The paper arose from a FightAIDS@Home distributed computing project that used a BOINC program called AutoDock to screen HIV protease structures against a panel of 1771 ligands (molecules that potentially bind to and stick to the HIV protease). The HIV protease refers to a protein found within the HIV virus that chops up larger proteins (think a set of scissors that cuts only protein) into smaller components that are required for the virus to mature. The FightAIDS@Home study included both already known HIV protease inhibitors as well as other molecules not previously known to act as protease inhibitors.

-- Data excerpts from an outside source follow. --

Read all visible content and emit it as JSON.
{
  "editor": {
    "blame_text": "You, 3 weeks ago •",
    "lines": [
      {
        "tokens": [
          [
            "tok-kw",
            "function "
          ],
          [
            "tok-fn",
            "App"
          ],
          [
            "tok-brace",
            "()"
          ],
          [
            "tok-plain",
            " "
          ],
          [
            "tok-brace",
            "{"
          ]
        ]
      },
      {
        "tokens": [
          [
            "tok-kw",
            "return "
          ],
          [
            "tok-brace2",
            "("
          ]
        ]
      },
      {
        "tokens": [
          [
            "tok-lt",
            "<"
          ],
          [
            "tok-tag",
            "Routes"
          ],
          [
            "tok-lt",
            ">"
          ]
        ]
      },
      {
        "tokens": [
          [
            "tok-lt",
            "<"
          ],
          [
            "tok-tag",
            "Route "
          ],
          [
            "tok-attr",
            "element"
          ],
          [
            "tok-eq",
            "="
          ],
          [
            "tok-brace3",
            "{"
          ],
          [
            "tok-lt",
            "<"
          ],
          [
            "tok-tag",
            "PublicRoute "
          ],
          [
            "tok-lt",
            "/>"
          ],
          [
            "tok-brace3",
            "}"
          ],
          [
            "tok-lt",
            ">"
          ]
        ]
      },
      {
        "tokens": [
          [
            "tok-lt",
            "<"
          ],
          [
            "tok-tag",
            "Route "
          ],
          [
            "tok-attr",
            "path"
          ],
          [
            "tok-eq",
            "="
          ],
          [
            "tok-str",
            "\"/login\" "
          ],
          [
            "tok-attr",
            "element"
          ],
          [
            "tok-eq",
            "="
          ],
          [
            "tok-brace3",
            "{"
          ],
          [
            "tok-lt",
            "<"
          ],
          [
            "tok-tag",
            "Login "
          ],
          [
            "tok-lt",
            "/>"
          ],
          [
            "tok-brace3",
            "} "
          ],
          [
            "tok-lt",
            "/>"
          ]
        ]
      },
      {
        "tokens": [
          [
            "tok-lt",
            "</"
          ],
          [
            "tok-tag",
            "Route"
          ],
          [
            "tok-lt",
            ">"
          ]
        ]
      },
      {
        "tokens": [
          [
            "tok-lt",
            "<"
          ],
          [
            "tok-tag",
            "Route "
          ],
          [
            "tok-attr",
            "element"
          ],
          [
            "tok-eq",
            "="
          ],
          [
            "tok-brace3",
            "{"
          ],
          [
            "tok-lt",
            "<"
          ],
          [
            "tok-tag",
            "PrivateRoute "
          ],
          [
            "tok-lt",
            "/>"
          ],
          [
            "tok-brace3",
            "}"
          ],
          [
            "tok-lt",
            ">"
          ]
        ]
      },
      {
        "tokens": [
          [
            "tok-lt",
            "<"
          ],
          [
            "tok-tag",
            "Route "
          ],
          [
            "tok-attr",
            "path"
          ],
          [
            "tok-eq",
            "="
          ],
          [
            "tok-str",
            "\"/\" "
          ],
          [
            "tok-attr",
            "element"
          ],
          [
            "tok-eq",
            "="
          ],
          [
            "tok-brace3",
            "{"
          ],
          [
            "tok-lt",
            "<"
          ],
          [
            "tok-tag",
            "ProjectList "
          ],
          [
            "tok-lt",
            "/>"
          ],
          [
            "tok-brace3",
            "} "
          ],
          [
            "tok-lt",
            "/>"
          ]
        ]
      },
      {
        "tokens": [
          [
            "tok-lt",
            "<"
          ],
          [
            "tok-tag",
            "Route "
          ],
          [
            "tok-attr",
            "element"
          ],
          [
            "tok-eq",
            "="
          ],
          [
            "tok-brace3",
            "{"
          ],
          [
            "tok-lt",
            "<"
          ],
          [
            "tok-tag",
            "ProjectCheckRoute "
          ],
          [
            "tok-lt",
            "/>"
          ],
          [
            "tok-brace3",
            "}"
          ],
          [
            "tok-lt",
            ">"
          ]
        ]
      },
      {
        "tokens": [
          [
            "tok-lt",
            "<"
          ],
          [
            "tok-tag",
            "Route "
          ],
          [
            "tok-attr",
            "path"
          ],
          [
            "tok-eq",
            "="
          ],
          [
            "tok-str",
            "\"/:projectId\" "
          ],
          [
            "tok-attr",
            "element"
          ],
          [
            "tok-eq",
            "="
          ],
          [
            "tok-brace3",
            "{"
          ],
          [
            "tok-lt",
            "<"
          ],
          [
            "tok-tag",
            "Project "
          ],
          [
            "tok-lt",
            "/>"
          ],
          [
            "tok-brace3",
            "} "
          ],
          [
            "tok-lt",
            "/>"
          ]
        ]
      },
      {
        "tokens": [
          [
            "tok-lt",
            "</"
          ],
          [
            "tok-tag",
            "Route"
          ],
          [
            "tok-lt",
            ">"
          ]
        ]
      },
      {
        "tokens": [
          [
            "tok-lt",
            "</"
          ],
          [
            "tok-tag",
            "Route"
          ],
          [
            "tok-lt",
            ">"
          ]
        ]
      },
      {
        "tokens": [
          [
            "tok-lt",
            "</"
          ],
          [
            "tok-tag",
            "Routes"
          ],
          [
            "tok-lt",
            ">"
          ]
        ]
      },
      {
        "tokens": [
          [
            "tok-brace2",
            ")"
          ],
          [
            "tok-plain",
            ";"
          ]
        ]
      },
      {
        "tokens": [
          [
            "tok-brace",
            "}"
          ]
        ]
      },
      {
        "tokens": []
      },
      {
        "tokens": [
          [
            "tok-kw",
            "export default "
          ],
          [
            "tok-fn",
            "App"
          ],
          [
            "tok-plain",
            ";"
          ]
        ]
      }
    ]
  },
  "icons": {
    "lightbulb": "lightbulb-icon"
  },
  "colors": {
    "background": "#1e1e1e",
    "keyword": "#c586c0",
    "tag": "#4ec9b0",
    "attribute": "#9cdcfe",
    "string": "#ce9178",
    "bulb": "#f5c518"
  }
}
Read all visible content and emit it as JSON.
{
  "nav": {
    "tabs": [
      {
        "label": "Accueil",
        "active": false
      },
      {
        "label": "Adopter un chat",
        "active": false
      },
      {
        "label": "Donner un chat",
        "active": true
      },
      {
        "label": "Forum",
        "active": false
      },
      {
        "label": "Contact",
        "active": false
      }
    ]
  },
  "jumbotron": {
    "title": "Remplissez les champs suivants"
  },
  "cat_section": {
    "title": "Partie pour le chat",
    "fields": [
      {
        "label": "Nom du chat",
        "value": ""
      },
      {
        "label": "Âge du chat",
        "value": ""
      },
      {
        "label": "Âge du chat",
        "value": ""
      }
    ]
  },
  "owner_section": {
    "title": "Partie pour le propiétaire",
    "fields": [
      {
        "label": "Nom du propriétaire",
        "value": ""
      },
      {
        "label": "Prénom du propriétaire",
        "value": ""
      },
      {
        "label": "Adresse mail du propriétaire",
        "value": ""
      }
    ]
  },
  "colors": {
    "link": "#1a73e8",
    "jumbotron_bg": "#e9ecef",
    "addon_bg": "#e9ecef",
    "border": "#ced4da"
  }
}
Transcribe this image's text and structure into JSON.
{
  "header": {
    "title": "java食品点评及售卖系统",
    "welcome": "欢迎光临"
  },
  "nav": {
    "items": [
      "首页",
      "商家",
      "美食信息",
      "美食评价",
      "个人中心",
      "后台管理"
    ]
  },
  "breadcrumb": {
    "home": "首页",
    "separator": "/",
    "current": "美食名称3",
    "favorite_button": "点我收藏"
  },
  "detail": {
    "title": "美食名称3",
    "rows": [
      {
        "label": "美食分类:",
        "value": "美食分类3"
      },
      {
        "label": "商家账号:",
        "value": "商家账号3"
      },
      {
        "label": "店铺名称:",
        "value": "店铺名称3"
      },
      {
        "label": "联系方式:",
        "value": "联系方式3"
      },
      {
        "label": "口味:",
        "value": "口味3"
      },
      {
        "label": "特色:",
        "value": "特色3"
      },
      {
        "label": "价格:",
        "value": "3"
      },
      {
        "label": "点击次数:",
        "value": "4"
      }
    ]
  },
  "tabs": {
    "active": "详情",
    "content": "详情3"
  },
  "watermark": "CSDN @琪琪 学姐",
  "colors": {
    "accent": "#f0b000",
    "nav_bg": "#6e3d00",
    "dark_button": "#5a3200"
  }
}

Credit - Nupar, member of World Community Grid and wikipedia

Credit- US National Institute of Health

The HIV protease in particular cleaves larger proteins (known as a polyprotein) into smaller component parts, such as the individual capsid, nucleocapsid, matrix, integrase, and reverse transcriptase proteins. Thus, it is an essential component required for the next generation of viruses to mature successfully. As such, the protease is a major therapeutic target for anti-HIV drugs.

One of the main focuses of the article (and FightAIDS@Home) therefore was to determine what compounds/ligands might be able to function as protease inhibitors for potential therapeutic purposes. In addition, the authors sought to determine what HIV protease structure would be representative of the wildtype (or circulating versions) of the HIV protease as a whole. In essence, they wanted to find an ideal protease structure that could be found to capture the central tendency of the entire set, and if so, this single probe could be used as an initial probe against large libraries of ligands. They determined through calculation of binding energy profiles of the PDB structures that the protease structure 2BPZ best captured the central tendency of the HIV proteases. Thus, this structure could be used in novel virtual screens of HIV protease inhibitors.

The paper was cited by 10 additional papers since 2007 so has certainly not gone unnoticed.

With additional computation thanks to the likes of boinc volunteers and team gridcoin more science will continue to be churned out!